Les voilà, ces « démarches proposées », dont la plus ignominieuse reste l’appel à Serge Berdugo, le secrétaire général du Conseil des communautés israélites du Maroc, et ambassadeur itinérant du roi Mohamed VI, pour qu’il « envoie un mail au président de cette organisation, Stephen McLnerney (qu’il a rencontré et avec lequel il a déjeuné), dans lequel il lui signifie le trouble causé au Maroc et en particulier à la communauté juive de voir qu’un journaliste qui a publié une vidéo faisant l’apologie du terrorisme puisse être primé ».
Les « démarches proposées » par l’ambassadeur Rachad Bouhlal pour discréditer le journaliste Ali Anouzla.
Ainsi donc, le secrétaire général du Conseil des communautés israélites du Maroc a voyagé expressément aux États-Unis pour déjeuner avec le président d’une ONG dans le seul but de discréditer un journaliste. C’est trop, c’est exagéré.
Et puis contrairement aux affirmations de Bouhlal, le site d’Anouzla, Lakome, n’a jamais « publié une vidéo », il a simplement indiqué le link où elle apparaissait comme l’ont fait d’autres sites, comme Demain. D’ailleurs, plusieurs copies de cette vidéo circulent toujours sur Youtube et d’autres vidéos sur le même ton sont publiées chaque semaine par le site américain SITE ou, par exemple, sur le site du ministère espagnol de l’Intérieur, sans que cela ne provoque l’émoi ou le « trouble » d’une quelconque communauté juive.
Que Bouhlal, un « fonctionnaire » qui maintient des relations directes avec le chef des services secrets (DGED), sans passer par son théorique ministère de tutelle, le MAEC, complote contre un journaliste, c’est dans l’ordre des choses. Cela fait partie de son sale « boulot ». Mais, pourquoi Serge Berdugo implique-t-il la communauté juive marocaine dans une cabale contre la presse indépendante du Maroc ?
Cherche-t-il l’obtention d’une prébende ou d’une faveur ? Comme par exemple quand, en 2010, il a demandé au directeur du protocole royal l’octroi un wissam pour son ami Aharon Abuhatzira, un Juif marocain reconnu coupable en Israël de « corruption », « abus de confiance et fraude » pour avoir volé l’argent qui devait revenir à des yeshivot, des écoles religieuses ?
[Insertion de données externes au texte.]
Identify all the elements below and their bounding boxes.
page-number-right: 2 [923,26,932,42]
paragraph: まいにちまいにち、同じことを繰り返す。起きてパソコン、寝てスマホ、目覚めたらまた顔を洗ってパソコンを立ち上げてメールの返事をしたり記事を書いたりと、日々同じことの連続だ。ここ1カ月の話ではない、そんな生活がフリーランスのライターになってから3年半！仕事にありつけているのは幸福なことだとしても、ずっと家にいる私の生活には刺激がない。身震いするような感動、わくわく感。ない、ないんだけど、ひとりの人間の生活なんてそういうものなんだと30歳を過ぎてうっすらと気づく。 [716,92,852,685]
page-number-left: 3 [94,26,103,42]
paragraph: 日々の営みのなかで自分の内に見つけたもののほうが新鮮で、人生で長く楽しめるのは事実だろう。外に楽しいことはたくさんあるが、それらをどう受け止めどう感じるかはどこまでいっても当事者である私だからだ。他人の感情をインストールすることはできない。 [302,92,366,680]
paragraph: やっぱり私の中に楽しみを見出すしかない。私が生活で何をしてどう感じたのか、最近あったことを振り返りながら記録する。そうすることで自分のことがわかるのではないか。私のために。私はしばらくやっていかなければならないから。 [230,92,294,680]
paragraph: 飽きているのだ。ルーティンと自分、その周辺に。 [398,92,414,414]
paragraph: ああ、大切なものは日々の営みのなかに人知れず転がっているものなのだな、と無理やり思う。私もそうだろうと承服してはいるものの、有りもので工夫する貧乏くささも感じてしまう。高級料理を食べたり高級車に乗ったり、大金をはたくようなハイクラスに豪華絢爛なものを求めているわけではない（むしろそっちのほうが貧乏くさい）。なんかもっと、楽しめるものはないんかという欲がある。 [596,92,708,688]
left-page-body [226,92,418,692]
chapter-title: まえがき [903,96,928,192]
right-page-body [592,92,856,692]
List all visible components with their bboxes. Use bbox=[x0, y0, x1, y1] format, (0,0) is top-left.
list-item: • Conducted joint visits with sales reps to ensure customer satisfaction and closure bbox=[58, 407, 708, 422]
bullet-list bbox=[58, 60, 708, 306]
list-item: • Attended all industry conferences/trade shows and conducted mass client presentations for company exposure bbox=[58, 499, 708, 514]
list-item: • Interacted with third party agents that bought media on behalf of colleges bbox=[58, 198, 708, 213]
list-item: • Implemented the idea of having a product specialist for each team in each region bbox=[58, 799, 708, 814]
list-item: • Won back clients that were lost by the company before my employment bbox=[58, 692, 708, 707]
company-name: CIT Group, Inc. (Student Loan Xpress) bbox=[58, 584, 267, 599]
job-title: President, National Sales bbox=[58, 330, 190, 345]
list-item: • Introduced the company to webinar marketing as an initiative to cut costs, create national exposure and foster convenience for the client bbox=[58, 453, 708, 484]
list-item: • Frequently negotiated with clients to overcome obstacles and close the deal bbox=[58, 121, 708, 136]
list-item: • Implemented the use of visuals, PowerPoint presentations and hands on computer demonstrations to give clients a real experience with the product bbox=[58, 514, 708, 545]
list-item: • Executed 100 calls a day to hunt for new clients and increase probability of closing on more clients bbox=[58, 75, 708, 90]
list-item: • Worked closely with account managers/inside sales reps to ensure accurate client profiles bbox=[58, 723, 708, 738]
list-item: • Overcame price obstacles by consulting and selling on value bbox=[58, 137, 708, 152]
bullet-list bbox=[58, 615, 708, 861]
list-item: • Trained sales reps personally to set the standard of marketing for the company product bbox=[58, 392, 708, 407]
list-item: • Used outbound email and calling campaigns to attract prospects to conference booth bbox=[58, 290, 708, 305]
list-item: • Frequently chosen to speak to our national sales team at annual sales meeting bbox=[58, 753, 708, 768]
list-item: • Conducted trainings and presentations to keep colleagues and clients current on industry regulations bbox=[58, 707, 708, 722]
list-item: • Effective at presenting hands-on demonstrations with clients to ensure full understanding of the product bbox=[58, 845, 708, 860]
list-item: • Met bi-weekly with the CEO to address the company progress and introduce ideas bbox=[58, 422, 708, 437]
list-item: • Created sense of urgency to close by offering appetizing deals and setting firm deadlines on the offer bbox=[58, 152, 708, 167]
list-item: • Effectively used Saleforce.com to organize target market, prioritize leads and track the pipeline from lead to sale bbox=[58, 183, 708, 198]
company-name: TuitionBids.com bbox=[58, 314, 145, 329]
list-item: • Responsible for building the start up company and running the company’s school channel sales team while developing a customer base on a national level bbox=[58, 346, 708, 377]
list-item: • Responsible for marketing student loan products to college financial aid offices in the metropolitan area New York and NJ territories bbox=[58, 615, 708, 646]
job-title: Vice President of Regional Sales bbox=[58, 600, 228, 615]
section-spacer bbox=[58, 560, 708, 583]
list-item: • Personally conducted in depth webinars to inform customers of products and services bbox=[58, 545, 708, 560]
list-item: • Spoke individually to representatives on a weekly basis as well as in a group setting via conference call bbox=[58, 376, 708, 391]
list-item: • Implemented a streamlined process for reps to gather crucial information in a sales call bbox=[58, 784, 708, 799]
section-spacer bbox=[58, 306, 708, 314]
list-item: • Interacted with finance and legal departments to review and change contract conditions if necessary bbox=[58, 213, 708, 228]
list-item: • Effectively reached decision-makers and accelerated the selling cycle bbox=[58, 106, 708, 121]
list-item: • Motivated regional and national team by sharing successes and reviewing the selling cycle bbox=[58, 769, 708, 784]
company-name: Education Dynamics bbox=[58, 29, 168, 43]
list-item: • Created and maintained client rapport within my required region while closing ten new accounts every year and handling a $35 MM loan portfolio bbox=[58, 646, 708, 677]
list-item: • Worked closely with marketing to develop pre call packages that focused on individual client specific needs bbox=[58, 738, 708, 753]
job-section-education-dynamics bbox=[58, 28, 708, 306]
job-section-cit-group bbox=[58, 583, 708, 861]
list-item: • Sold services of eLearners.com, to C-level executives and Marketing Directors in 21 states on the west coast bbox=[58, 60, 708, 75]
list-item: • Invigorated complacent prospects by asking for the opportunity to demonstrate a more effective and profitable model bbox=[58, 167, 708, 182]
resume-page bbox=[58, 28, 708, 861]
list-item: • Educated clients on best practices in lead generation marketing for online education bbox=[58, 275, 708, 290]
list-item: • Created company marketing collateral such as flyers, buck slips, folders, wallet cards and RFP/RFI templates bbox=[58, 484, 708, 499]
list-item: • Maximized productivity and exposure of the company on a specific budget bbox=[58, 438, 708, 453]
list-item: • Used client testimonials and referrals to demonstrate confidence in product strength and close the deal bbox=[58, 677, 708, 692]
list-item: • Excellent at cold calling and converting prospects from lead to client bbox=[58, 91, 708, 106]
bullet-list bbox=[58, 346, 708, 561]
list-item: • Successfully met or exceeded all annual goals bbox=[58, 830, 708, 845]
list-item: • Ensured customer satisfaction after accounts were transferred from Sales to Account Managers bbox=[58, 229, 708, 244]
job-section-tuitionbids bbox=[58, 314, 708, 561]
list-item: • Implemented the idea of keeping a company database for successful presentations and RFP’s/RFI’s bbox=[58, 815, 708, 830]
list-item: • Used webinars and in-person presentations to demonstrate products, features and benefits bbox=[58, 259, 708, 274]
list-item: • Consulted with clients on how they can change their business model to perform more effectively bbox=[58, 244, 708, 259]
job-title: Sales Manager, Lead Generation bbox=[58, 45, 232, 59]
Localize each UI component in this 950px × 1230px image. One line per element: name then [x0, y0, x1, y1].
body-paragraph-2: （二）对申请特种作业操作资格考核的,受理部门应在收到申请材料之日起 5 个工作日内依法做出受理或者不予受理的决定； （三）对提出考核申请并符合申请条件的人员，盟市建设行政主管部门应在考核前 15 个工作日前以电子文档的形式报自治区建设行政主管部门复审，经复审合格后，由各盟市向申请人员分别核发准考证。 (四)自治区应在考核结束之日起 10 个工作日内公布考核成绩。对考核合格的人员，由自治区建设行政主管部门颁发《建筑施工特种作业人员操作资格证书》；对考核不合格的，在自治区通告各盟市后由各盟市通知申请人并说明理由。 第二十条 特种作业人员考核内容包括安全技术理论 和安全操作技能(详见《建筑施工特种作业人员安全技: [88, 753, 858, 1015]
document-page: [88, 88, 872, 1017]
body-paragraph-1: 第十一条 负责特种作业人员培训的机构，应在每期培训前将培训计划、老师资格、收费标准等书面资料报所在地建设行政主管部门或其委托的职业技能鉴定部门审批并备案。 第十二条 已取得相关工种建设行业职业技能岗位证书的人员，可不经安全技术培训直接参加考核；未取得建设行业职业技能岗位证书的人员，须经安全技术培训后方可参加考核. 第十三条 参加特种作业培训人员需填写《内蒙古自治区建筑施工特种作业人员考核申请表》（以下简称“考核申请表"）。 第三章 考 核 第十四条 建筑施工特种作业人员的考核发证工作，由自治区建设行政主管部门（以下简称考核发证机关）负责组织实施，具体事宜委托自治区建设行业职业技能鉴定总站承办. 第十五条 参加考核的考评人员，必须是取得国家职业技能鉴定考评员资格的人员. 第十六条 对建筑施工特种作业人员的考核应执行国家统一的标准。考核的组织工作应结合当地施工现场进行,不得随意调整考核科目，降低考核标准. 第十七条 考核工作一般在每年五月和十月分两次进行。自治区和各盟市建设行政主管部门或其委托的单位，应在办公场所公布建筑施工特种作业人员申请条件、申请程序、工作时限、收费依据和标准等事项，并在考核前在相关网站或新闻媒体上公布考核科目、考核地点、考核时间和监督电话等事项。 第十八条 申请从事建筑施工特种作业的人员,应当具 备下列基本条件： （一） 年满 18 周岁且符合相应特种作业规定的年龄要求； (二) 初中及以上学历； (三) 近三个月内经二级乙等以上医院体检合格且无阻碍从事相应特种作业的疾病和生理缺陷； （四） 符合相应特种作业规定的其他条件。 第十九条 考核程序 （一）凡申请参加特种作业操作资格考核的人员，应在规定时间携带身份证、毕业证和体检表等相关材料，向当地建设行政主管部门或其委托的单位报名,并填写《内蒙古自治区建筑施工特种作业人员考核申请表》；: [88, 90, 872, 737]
Ou bien veut-il faire oublier l’affaire du tableau de Bertuchi ? Quand il était ministre du tourisme (1993-1995), le bon Serge avait dérobé de Tétouan un tableau du peintre espagnol Mariano Bertuchi, légué à la ville, et ne l’avait restitué qu’après les protestations des habitants de cette cité du Nord du Maroc.
Tout le monde sait que le défunt Hassan II, puis Mohamed VI, ont utilisé et utilisent encore les Juifs de cour pour accuser faussement les dissidents, ou les journalistes qui déplaisent au régime, d’« antisémitisme », d’« islamisme » ou, comme dans le cas d’Ali Anouzla, de « terrorisme », pour tenter de ternir leur réputation, et par la même leur crédibilité. Mais ces méthodes de basse police ne doivent pas être celles du secrétaire général du Conseil des communautés israélites du Maroc dont le vrai travail aujourd’hui est de réformer les structures sclérosées de son organisation qui ont été incapables de retenir nos compatriotes juifs qui ont fait le choix d’aller vivre ailleurs.